Maldita sea, lo estaba perdiendo. Tenía que dejar de hablar sola o se volvería loca.
Advirtiendo su estado de humor, Murphy se le acerco Le lamió las mejillas y alzó las patas sobre su pecho.
– Olvida lo que acabo de decir, Murphy. Marcus te quiere… lo sé. No te ha olvidado. Tal vez la operación fue mal y esté recuperándose en alguna parte. Creo que cuando decía que estaba acostumbrado a la silla y que no le importaba hablaba por hablar. Sí que le importa. ¿Y si han tenido que amputarle las piernas? Oh, Dios, -sollozó. Murphy gruñó, erizándosele el pelaje. -Tranquilo, Murphy.
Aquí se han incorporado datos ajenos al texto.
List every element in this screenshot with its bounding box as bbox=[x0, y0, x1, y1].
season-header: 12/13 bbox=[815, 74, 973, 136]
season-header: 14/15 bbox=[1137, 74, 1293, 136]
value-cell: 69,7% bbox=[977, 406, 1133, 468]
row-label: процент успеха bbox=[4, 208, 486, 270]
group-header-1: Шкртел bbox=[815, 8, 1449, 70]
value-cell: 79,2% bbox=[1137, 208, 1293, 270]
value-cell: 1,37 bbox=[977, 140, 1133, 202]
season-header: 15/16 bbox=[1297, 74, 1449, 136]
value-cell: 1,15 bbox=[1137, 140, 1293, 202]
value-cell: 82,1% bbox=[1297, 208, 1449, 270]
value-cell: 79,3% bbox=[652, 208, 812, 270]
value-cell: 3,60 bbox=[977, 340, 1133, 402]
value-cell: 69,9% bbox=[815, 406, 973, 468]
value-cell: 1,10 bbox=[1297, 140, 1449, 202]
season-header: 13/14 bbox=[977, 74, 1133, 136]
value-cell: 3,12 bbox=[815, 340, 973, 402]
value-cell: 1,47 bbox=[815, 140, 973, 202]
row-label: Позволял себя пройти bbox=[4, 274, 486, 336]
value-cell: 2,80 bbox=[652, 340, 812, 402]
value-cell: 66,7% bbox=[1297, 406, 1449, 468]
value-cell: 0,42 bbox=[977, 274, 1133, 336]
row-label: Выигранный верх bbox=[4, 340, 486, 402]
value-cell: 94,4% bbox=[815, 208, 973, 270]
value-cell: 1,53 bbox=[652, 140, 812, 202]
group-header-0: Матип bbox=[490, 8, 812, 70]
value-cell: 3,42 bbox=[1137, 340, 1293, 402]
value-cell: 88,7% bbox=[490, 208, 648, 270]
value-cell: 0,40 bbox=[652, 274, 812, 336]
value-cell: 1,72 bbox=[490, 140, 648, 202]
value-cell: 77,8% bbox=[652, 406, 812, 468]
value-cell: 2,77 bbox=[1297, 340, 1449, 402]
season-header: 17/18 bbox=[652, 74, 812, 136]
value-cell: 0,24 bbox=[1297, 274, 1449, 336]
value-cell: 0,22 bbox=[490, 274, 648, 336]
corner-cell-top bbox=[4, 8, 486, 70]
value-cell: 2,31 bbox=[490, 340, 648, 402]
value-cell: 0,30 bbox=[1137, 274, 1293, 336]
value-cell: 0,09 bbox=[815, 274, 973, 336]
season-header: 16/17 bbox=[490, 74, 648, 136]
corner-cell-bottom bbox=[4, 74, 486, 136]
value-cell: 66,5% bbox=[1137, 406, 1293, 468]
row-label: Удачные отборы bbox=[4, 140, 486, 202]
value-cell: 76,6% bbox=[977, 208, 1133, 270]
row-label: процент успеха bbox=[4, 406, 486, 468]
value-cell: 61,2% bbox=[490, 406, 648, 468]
Nada de eso ha pasado, estoy segura.
Se durmió, porque estaba cansada y porque cuando lloraba le resultaba difícil mantener los ojos abiertos.
– ¿Qué vas a hacer, cariño? -preguntó Helen Ames en cuanto Mo cerró la puerta de la oficina.
– Subiré a preparar un pastel de chocolate. Mamá, es 20 de diciembre. Faltan cinco días para Navidad. Escucha, creo que tú y papá tenéis el derecho de iros a Florida mañana. Os merecéis tomar el sol por vacaciones. Murphy y yo estaremos bien. Incluso podría llevarlo a Cherry Hill para que pase la Navidad en casa. Siento que debería hacerlo por él. Quién sabe, quizá Florida os encante y queráis retiraros allí. Mamá, hay cosas peores. Hagas lo que hagas, no obligues a papá a ponerse esos pantalones. ¿Me lo prometes?
– Te lo prometo. Pero ¿no te importa pasar las Navidades sola con el perro?
– Mamá, de verdad que no me importa. No hemos parado de hacer cosas. Es una buena oportunidad para no hacer nada. Ya sabes que Nochebuena nunca me ha importado mucho. Llamadme cuando lleguéis, y si no estoy dejad un mensaje. Conducid con cuidado y parad de vez en cuando.
– Buenas noches, Mo.
– Buen viaje, mamá.
La mañana del 23 de diciembre Mo se levantó temprano, se preparó huevos con beicon y luego sacó a Murphy a pasear. Durante la noche había soñado que estaba en Cherry Hill, que había comprado un árbol de Navidad, lo había decorado, había preparado una cena para ella y Murphy, y… pero entonces despertó. Bueno, iba a vivir el sueño.
– ¿Quieres ir a casa, viejo amigo? Reúne tus cosas. Vamos a comprar un árbol y recorrer el trayecto. Mañana hará un año que nos conocemos. Tenemos que celebrarlo.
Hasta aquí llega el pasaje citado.